This was too much for Jim, who had to do something to flog his spirits. Next thing Will knew, Jim was hammering on the library door. Both hammered, frantic to jump from this night to that warmer book-breathing night inside. Given a choice of darkness, this one was the better: the oven smell of books, as the door opened and Dad stood with his ghost-coloured hair.
They tiptoed back through the deserted corridors, Will feeling a crazy urge to whistle as he often did past the graveyard at sundown, Dad asking what made them late, and they trying to remember all the places they hid in one day.

They had hid in old garages, they had hid in old barns, they had hid in the highest trees they could climb and got bored and boredom was worse than fear so they came down and reported in to the Police Chief and had a fine chat which gave them twenty safe minutes right in the station and Will got the idea of touring churches and they climbed all the steeples in town and scared pigeons off the belfries and whether or not it was safer in churches and especially up with the bells or not, no one could claim, but it felt safe. But there again they began to get starchy with boredom and fatigued with sameness, and were almost on the point of giving themselves up to the carnival in order to have something to do, when quite fortunately the sun went down. From sundown to now it had taken a wonderful time, creeping upon the library, as if it were a once friendly fort that might now be manned by Arabs.

‘So here we are,’ whispered Jim, and stopped.
‘Why am I whispering? It’s after hours. Heck!’
He laughed, then stopped.
For he thought he heard a soft tread off in the subterranean vaults.
But it was only his laughter walking back through the deep stacks on panther feet.

So when they talked again, it was still in whispers. Deep forests, dark caves, dim churches, half-lit libraries were all the same, they tuned you down, they dampened your ardour, they brought you to murmurs and soft cries for fear of raising up phantom twins of your voice which might haunt corridors long after your passage.

They reached the small room and circled the table on which Charles Halloway had laid out the books, where he had read many hours, and for the first time looked in each other’s faces and saw a dreadful paleness, so did not comment.
‘From the beginning.’ Will’s father pulled out chairs.
‘Please.’

So, each taking his part, in their own good time, the boys told of the wandering-by lightning-rod salesman, the predictions of storms to come, the long-after-midnight train, the suddenly inhabited meadow, the moonblown tents, the untouched but full-wept calliope, then the light of noon showering over an ordinary midway with hundreds of Christians wandering through but no lions for them to be tossed to, only the maze where time lost itself backward and forward in waterfall mirrors, only the OUT OF ORDER carousel, the dead supper hour, Mr Cooger, and the boy with the eyes that had seen all the glistery tripes of the world shaped like hung-and-dripping sins and all the sins tenterhooked and running red and verminous, this boy with the eyes of a man who has lived forever, seen too much, might like, to die but doesn’t know how. . . .
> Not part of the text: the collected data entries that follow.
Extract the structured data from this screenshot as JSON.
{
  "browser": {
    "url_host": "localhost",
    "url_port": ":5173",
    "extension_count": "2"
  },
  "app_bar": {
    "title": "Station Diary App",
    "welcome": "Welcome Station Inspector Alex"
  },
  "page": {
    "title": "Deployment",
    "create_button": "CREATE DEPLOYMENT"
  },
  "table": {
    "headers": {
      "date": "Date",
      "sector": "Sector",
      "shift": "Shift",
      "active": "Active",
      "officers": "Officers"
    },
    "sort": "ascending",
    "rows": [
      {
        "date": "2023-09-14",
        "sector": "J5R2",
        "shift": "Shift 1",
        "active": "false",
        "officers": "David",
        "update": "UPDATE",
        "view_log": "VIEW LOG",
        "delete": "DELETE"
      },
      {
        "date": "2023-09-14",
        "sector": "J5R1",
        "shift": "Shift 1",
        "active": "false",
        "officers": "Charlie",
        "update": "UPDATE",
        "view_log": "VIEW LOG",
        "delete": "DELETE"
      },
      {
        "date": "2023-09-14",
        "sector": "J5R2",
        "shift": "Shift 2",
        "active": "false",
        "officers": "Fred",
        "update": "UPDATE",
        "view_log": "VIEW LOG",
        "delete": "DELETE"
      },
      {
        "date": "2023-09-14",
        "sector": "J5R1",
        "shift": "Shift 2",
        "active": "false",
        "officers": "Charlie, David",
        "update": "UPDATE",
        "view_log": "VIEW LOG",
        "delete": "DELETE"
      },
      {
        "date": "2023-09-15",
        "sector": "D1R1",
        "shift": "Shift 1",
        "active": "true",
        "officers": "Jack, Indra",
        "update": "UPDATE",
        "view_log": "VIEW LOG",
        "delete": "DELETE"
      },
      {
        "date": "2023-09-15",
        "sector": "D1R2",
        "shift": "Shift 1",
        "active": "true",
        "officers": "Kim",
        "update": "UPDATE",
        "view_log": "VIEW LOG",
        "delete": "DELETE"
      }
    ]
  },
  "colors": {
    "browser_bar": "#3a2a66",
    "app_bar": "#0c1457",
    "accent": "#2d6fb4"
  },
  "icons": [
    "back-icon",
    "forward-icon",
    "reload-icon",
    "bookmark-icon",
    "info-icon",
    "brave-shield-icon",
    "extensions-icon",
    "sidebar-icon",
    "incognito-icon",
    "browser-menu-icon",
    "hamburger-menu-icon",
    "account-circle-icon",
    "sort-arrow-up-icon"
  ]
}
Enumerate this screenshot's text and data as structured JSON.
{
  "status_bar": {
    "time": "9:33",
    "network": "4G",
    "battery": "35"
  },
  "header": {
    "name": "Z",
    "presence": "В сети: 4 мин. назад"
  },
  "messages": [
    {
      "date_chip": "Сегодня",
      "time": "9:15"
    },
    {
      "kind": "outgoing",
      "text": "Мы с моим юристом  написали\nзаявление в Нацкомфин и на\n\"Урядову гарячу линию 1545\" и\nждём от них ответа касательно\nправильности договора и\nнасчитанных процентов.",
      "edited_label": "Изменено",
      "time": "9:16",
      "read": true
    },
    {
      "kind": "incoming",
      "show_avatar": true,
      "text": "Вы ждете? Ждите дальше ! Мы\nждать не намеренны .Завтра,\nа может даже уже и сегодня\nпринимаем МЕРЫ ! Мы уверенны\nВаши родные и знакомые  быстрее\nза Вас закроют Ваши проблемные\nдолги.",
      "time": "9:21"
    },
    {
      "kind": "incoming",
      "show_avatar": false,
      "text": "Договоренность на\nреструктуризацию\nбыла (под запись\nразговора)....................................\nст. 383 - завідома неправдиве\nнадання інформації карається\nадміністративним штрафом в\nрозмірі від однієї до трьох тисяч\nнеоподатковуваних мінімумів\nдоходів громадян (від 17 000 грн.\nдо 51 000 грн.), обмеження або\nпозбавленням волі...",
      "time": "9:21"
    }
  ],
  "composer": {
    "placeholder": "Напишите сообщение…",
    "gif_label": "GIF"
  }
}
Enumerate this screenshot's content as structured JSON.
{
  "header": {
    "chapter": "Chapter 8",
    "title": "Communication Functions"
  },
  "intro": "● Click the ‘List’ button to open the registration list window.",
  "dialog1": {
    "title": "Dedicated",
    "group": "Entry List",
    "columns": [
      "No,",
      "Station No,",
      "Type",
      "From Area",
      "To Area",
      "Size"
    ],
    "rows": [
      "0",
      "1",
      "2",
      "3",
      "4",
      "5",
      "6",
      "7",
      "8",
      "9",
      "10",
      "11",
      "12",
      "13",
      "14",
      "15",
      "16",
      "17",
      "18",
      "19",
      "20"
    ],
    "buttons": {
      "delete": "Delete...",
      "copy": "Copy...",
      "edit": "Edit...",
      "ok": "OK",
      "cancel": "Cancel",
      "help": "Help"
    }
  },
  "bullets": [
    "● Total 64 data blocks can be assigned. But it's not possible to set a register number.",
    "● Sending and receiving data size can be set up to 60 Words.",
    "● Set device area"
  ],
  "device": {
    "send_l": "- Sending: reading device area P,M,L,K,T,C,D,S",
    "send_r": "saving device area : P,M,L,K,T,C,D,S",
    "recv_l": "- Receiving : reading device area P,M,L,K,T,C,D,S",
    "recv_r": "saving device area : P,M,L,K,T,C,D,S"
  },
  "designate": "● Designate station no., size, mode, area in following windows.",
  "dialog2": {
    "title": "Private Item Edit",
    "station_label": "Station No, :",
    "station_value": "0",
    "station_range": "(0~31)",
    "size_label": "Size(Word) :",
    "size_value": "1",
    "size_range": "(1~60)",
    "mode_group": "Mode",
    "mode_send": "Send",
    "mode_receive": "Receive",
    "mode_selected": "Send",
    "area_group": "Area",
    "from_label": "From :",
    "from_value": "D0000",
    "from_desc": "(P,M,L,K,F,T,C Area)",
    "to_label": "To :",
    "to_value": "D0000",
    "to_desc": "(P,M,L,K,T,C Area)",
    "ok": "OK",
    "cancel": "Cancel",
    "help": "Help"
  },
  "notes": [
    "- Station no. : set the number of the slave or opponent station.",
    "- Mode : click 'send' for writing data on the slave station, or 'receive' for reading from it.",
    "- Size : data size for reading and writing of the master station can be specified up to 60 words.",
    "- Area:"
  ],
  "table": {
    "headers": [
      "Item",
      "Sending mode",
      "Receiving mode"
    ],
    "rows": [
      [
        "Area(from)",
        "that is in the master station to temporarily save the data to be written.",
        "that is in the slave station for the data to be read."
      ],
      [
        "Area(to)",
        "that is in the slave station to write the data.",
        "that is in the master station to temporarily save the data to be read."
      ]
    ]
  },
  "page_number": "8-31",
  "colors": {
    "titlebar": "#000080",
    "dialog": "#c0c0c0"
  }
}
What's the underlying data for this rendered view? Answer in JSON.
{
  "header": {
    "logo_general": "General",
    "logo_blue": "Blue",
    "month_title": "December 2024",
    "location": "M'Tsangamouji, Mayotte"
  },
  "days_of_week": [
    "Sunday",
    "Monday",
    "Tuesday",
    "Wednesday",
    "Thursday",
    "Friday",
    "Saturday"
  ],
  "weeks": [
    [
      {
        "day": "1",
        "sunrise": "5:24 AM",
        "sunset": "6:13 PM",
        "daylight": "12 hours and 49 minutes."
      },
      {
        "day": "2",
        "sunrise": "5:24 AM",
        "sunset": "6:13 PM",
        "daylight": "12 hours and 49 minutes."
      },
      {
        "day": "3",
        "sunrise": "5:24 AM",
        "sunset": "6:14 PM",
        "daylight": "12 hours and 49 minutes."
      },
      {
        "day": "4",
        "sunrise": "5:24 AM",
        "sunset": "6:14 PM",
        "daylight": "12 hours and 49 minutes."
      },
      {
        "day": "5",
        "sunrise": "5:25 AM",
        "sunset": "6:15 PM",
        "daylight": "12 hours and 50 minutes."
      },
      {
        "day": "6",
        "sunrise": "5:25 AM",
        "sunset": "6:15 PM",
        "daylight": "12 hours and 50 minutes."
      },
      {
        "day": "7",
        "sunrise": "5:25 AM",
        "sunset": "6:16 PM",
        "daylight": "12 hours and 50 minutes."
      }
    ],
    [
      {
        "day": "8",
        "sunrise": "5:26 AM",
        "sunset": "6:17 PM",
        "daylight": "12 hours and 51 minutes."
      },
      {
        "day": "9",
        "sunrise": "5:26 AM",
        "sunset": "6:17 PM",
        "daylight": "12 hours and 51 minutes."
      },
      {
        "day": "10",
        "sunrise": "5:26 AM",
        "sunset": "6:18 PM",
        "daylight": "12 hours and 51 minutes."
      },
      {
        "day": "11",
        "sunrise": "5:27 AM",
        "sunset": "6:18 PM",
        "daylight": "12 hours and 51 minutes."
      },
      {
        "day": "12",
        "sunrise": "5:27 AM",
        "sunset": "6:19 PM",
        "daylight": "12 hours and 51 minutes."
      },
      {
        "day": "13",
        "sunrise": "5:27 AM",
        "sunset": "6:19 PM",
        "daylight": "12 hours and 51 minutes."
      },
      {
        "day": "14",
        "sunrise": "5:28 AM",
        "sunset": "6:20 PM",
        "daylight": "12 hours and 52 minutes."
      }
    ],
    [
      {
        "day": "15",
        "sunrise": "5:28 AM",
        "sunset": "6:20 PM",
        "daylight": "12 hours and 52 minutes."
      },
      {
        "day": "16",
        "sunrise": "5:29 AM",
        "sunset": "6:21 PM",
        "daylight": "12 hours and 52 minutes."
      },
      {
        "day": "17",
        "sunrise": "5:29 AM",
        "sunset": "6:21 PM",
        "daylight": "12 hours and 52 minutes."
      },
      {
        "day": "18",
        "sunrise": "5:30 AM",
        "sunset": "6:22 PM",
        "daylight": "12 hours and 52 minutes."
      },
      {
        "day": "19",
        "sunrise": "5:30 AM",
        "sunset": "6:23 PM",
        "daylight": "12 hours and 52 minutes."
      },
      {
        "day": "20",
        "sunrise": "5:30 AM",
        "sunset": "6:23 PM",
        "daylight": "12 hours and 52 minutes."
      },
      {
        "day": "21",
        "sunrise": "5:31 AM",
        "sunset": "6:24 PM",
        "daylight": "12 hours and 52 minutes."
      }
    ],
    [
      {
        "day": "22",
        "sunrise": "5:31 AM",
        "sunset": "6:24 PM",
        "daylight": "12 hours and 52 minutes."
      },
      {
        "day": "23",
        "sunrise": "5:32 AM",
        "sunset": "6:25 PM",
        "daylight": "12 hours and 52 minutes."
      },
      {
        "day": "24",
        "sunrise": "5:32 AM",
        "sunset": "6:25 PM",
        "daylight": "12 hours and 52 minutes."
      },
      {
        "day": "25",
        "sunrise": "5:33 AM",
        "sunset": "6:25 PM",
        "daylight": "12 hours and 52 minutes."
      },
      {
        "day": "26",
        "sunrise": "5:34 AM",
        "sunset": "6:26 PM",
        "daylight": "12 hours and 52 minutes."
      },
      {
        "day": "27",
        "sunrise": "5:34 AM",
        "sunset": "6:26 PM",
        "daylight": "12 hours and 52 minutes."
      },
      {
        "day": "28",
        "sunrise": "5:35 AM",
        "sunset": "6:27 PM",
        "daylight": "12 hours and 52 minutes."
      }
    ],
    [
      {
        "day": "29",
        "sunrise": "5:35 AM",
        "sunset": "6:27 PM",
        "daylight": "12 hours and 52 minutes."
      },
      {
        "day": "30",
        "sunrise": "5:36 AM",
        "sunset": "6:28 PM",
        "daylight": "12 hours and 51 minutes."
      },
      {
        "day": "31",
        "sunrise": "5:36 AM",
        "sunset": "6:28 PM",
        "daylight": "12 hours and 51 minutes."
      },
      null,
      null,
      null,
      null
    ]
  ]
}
The boys stopped for breath.
Miss Foley, the carnival again, the carousel run wild, the ancient Cooger mummy gasping moonlight, exhaling silver dust, dead, then resurrected in a chair where green lightning struck his skeleton alight, all of it a storm minus rain, minus thunder, and parade, the cigar store basement, the hiding, and at last them here, finished, done with the telling.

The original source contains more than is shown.